Dr. Aaron Baggish, director of the cardiovascular performance program at Massachusetts General Hospital in Boston, who was involved in both studies, said the college study had almost four times as many athletes, one-third of whom were women (compared to just 1.5% in the professional athlete study) and provided more detailed information on the symptoms.
Some previous small studies showed a much higher rate of post-COVID-19 myocarditis in athletes, including about 15% in a study of about two dozen Ohio state athletes. This was of concern to medical professionals and college sports administrators as they make decisions about how to return to the game.

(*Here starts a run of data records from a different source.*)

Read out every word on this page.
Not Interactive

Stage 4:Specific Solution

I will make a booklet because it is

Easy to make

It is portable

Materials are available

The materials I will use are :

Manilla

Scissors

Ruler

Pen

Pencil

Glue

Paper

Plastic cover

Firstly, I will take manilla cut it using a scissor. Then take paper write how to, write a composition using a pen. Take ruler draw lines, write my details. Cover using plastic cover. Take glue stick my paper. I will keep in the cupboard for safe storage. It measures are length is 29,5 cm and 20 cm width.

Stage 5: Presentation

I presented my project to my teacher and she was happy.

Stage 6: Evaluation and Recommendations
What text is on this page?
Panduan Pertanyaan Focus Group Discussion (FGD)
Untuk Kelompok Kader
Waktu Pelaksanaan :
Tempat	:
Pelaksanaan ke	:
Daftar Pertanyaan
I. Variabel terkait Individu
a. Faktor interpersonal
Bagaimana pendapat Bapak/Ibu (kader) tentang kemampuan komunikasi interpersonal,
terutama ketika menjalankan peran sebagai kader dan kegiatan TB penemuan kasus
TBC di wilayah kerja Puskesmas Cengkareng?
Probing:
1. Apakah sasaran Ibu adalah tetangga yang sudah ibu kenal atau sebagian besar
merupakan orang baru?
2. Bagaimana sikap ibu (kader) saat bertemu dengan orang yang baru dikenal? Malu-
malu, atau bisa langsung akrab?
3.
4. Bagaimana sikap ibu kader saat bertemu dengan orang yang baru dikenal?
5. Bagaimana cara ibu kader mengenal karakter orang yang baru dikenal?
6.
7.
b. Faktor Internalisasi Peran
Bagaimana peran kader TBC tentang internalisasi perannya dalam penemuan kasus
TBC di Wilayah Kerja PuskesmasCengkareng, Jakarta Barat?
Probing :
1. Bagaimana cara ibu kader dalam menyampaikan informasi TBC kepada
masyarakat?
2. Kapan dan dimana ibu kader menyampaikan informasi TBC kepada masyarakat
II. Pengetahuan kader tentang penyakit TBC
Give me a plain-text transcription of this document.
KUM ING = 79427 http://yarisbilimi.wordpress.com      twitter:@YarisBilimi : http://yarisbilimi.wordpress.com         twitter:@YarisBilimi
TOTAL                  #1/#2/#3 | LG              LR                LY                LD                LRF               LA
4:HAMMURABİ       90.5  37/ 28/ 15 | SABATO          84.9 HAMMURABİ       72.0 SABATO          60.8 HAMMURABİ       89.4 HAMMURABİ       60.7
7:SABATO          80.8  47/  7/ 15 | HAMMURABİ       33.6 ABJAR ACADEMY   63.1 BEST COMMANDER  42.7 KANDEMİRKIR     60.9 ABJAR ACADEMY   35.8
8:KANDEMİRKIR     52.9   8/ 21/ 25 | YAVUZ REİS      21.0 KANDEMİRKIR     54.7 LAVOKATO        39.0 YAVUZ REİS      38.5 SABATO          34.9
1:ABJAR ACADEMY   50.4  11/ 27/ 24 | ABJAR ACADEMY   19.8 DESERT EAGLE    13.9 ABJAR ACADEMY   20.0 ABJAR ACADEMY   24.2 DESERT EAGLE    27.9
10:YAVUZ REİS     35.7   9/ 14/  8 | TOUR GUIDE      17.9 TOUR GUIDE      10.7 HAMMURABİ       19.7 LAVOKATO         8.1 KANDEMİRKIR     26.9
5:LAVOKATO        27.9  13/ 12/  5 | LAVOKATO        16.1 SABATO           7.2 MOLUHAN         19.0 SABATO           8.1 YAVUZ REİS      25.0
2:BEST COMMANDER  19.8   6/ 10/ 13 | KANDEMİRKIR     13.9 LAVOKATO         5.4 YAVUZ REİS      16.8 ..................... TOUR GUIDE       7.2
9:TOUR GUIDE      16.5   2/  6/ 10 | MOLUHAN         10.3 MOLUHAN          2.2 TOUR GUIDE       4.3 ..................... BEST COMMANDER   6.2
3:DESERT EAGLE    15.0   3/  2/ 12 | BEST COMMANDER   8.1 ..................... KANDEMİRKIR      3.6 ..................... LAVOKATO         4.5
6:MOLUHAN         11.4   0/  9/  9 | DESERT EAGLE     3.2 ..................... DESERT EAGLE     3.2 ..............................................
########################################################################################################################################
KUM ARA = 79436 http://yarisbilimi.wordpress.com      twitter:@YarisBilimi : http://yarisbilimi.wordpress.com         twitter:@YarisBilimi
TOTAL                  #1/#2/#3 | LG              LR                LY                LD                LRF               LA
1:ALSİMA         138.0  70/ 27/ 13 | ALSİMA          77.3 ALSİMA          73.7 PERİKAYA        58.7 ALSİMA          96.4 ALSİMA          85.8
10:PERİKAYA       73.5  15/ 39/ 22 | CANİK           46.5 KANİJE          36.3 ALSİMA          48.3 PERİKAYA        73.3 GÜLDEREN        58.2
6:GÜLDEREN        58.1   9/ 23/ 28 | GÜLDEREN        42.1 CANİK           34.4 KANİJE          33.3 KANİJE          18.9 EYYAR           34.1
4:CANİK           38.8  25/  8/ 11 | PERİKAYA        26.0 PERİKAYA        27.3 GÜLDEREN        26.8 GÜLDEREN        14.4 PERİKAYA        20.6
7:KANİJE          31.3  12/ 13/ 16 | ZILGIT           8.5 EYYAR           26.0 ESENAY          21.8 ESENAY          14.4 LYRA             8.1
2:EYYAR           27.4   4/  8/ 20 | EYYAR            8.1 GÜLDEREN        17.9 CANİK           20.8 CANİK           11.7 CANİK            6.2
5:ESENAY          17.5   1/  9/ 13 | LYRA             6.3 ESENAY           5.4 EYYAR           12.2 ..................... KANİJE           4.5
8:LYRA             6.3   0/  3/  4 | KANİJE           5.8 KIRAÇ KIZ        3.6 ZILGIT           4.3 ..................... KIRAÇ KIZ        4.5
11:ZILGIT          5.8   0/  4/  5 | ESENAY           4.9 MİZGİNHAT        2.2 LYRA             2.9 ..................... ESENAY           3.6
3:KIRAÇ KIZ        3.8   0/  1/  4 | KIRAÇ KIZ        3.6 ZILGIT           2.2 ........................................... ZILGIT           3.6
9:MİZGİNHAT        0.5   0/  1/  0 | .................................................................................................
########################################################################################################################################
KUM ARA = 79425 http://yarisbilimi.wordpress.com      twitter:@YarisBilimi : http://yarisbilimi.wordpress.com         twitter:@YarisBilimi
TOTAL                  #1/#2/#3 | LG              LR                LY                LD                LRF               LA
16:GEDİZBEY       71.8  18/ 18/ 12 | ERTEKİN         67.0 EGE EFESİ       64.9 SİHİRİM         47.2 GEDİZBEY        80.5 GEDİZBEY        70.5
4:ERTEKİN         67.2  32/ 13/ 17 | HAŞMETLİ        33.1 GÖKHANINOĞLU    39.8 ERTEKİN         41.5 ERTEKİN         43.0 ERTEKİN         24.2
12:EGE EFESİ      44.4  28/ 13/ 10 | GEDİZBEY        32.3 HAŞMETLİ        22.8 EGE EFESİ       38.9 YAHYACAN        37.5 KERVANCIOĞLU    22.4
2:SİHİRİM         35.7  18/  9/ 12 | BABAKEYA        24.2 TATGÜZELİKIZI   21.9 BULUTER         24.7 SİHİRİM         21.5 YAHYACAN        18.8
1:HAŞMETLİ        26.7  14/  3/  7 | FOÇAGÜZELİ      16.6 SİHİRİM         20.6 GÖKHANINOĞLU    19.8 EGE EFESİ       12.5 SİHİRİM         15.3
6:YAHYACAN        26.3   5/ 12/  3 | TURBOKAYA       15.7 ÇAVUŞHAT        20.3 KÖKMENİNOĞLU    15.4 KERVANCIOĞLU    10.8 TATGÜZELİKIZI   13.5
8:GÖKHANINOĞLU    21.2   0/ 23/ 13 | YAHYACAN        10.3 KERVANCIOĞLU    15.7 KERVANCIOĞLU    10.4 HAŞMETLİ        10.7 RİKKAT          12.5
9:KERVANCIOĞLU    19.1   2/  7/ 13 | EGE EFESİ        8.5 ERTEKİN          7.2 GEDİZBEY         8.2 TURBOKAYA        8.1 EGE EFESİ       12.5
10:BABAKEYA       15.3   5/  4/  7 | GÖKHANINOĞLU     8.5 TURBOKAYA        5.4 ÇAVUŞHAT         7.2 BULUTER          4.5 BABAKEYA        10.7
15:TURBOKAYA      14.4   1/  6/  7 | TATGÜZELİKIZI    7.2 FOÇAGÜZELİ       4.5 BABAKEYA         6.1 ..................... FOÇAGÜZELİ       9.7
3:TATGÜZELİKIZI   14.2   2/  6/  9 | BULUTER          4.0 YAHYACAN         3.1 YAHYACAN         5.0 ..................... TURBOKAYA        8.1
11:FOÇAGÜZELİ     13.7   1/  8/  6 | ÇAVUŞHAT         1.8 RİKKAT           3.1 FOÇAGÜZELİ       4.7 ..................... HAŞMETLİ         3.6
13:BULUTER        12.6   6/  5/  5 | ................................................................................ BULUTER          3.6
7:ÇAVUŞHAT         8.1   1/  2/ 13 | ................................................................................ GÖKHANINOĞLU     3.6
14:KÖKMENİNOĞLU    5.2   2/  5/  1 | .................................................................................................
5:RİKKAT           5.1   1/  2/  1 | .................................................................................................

Last year, it was common for schools to perform heart tests on all athletes who tested positive for COVID-19. A common “triad” protocol was to have an electrocardiogram, a blood test for troponin protein, and an echocardiogram – or ultrasound – of the heart. In some cases, the students also had a cardiac MRI.
Drezner said cardiac MRIs should only be used if an athlete has moderate symptoms such as “fever, body ache, lying in bed”, cardiopulmonary symptoms, an abnormality in one of the triad tests, or cardiopulmonary problems after returning to play. Using a cardiac MRI, an expensive instrument with limited availability, as the primary screening tool can lead to overdiagnosis and unnecessary restrictions on an athlete’s game, he said. “There’s potential harm,” he said.
Of the 21 cases of possible to confirmed heart problems, cardiac MRIs found 11 cases of specific or probable myocardial or myopericardial problems; Nine of these were cases where the athlete had moderate or cardiopulmonary symptoms, or had abnormal findings on any of the triad tests.
Baggish wrote in an email that schools could use the results of the study to “eliminate blanket testing for athletes with asymptomatic or mild illness, provided they recover fully and can return to exercise without problems.” [and] Limit costly and sometimes complicated cardiac tests to student athletes with moderate or greater symptom burden or symptoms upon return to exercise. “
The researchers also found that COVID-19 did not induce any athletes in the study to have a heart attack or similar event. Although one athlete suffered cardiac arrest, it has been determined that it is likely unrelated to the coronavirus, Drezner said.
“If you look around the nation, there are 8 million high school athletes with an infection rate of 10%. College probably has an infection rate of 20%. And we just don’t hear about these adverse events,” Drezner said. “That is also reassuring indirectly.”